Can Mobile Wallets With Spending Limits and no KYC Boost Digital Payments in India?
Can Mobile Wallets With Spending Limits and no KYC Boost Digital Payments in India?
The Nandan Nilekani led panel has recommended to the RBI that simplifying KYC would help increase adoption. KYC norms are something mobile wallets are currently struggling with.

Mobile wallets in India are struggling. The numbers from the National Payments Corporation of India (NPCI) suggests that while mobile payment transaction value was Rs 15.9 crores in March this year, the Unified Payments Interface (UPI) transaction value shot up to Rs 1.3 trillion at the same time. This meant mobile wallet apps such as Paytm struggled, while UPI based apps such as Google Pay and PhonePe have been the big gainers. This is why the recent recommendations shared by the Nandan Nilekani led High Level Committee on Deepening of Digital Payments with the Reserve Bank of India (RBI) could give us a good idea of what could possibly be going wrong.

Among the other recommendations, the High Level Committee on Deepening of Digital Payments says that the RBI and the Government of India should target an increase, by a factor of 10, in the volume of digital payments in the next three years. Per capita digital transactions stand at 22 in March 2019 and are expected to increase to 220 by March 2022, according to the committee. This will lead to an increase in the number of users of digital transactions from 100 million to 300 million.
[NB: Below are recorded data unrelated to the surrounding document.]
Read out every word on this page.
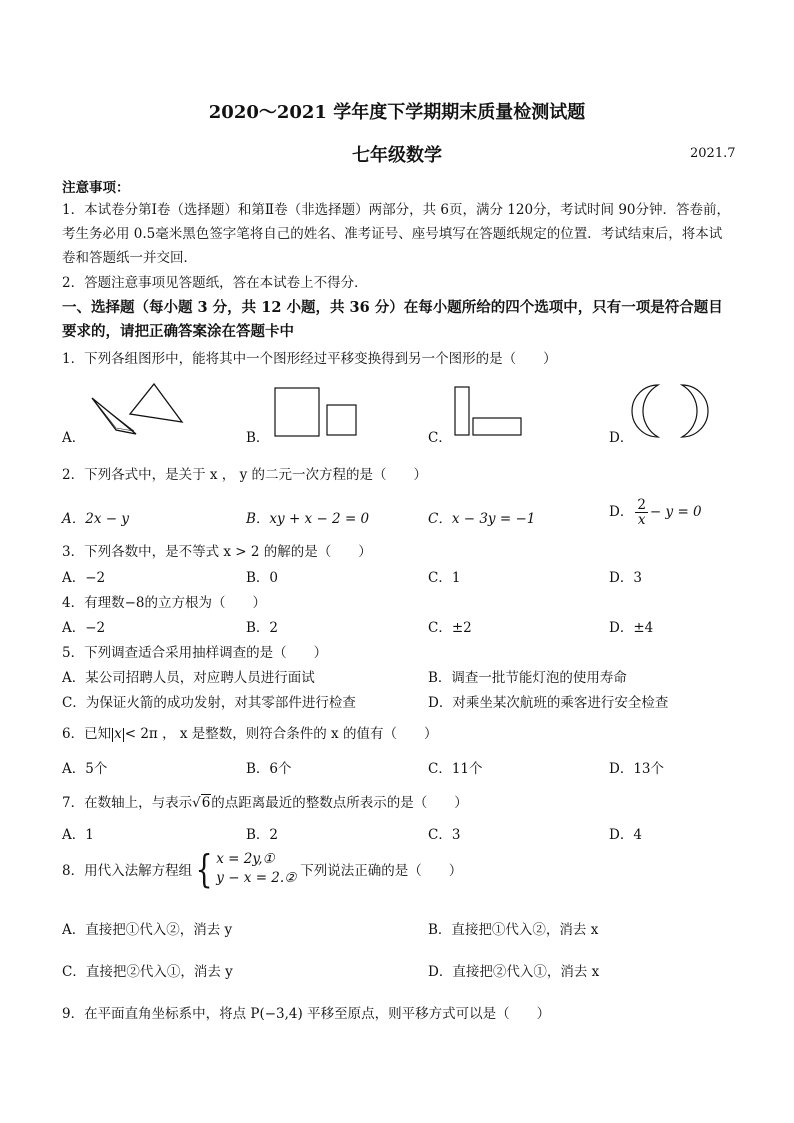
2020～2021 学年度下学期期末质量检测试题
七年级数学	2021.7
注意事项：
1．本试卷分第Ⅰ卷（选择题）和第Ⅱ卷（非选择题）两部分，共 6页，满分 120分，考试时间 90分钟．答卷前，考生务必用 0.5毫米黑色签字笔将自己的姓名、准考证号、座号填写在答题纸规定的位置．考试结束后，将本试卷和答题纸一并交回．
2．答题注意事项见答题纸，答在本试卷上不得分．
一、选择题（每小题 3 分，共 12 小题，共 36 分）在每小题所给的四个选项中，只有一项是符合题目要求的，请把正确答案涂在答题卡中
1．下列各组图形中，能将其中一个图形经过平移变换得到另一个图形的是（　　）
A．	B．	C．	D．
2．下列各式中，是关于 x ， y 的二元一次方程的是（　　）
A．2x − y	B．xy + x − 2 = 0	C．x − 3y = −1	D． $\frac{2}{x} - y = 0$
3．下列各数中，是不等式 x > 2 的解的是（　　）
A．−2	B．0	C．1	D．3
4．有理数−8的立方根为（　　）
A．−2	B．2	C．±2	D．±4
5．下列调查适合采用抽样调查的是（　　）
A．某公司招聘人员，对应聘人员进行面试	B．调查一批节能灯泡的使用寿命
C．为保证火箭的成功发射，对其零部件进行检查	D．对乘坐某次航班的乘客进行安全检查
6．已知 x < 2π ， x 是整数，则符合条件的 x 的值有（　　）
A．5个	B．6个	C．11个	D．13个
7．在数轴上，与表示√6的点距离最近的整数点所表示的是（　　）
A．1	B．2	C．3	D．4
8．用代入法解方程组{ x = 2y,①
y − x = 2.② 下列说法正确的是（　　）
A．直接把①代入②，消去 y	B．直接把①代入②，消去 x
C．直接把②代入①，消去 y	D．直接把②代入①，消去 x
9．在平面直角坐标系中，将点 P(−3,4) 平移至原点，则平移方式可以是（　　）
What really stands out are the specific recommendations regarding KYC, the know-your-customer verification process, which all mobile wallets need to complete for their users.

Chances are, if you have opened your Paytm app or the Amazon Pay app recently, for instance, there would have been an alert telling you that you need to get physical KYC done for your account to remain fully active. This is because the e-KYC process is valid only for one year, post which the physical KYC is mandatory.

The Nandan Nilekani led High Level Committee on Deepening of Digital Payments suggests that regulations should allow for a No-KYC wallet. At any time, the user of a no-KYC wallet would be able to have a maximum value of Rs 2000 in the wallet, and the monthly spending would be capped at Rs 10,000. This could be one way to re-energize those digital wallets that are lying inactive, for the want of the physical KYC to be completed.

The recommendations also suggest simplification of the KYC rules. The committee says that if a user is opening a second financial account with the same institution, or a sister institution, relaxed KYC norms could be applied. For instance, of you already have a KYC compliant account with a financial institution for instance, a separate KYC for a mobile wallet or payments bank platform offered by the same financial institution can be simpler and limited.

The committee also suggests that if a user is loading money on a mobile wallet app from a KYC-compliant account, they should not be required to complete the complete physical verification again.

Opening a mutual fund account, by funding it from a KYC compliant bank account, while restricting that the folio continues to be funded from, and money refunded into that same account, should also not require extensive KYC, and the verification details should be linked with the compliant bank account.

Till now, e-wallets and digital wallets such as Paytm, Freecharge, Mobikwik and Amazon Pay offered users the option of partial KYC, which meant submitting an identity document (often digitally, such as uploading a scan of an identity document) as proof and confirming that with a one-time password (OTP) authentication using your mobile number. Such as the push for Aadhaar at one stage that every digital wallet company (as did mobile companies and pretty much everyone else, for that matter) used that for authentication and verification.

Two separate developments have meant a new set of rules will now be in place. First, in September last year, a five-member Constitution bench headed by former chief justice Dipak Misra ruled that it was “unconstitutional" for private firms to seek Aadhaar-based authentication. After the Supreme Court verdict, only the government can use Aadhaar for social welfare schemes. At the same time, RBI released the new guidelines that mandated full KYC for all customers. Digital wallet companies now cannot use Aadhaar data anymore, which meant every single customer that has already been verified needs to be re-verified. The emphasis is on offline verification, which means physical verification of identity documents which are then attached to a user’s ID on the platform.

The Unified Payments Interface is an instant real-time payment system developed by National Payments Corporation of India facilitating inter-bank transactions. A lot of apps including Google Pay and PhonePe adopted UPI, since these wallets don’t require separate KYC since they are linked to KYC-compliant bank accounts. The upcoming WhatsApp Pay service will also work on the UPI system, which means its potential users don’t need to run around to get KYC done.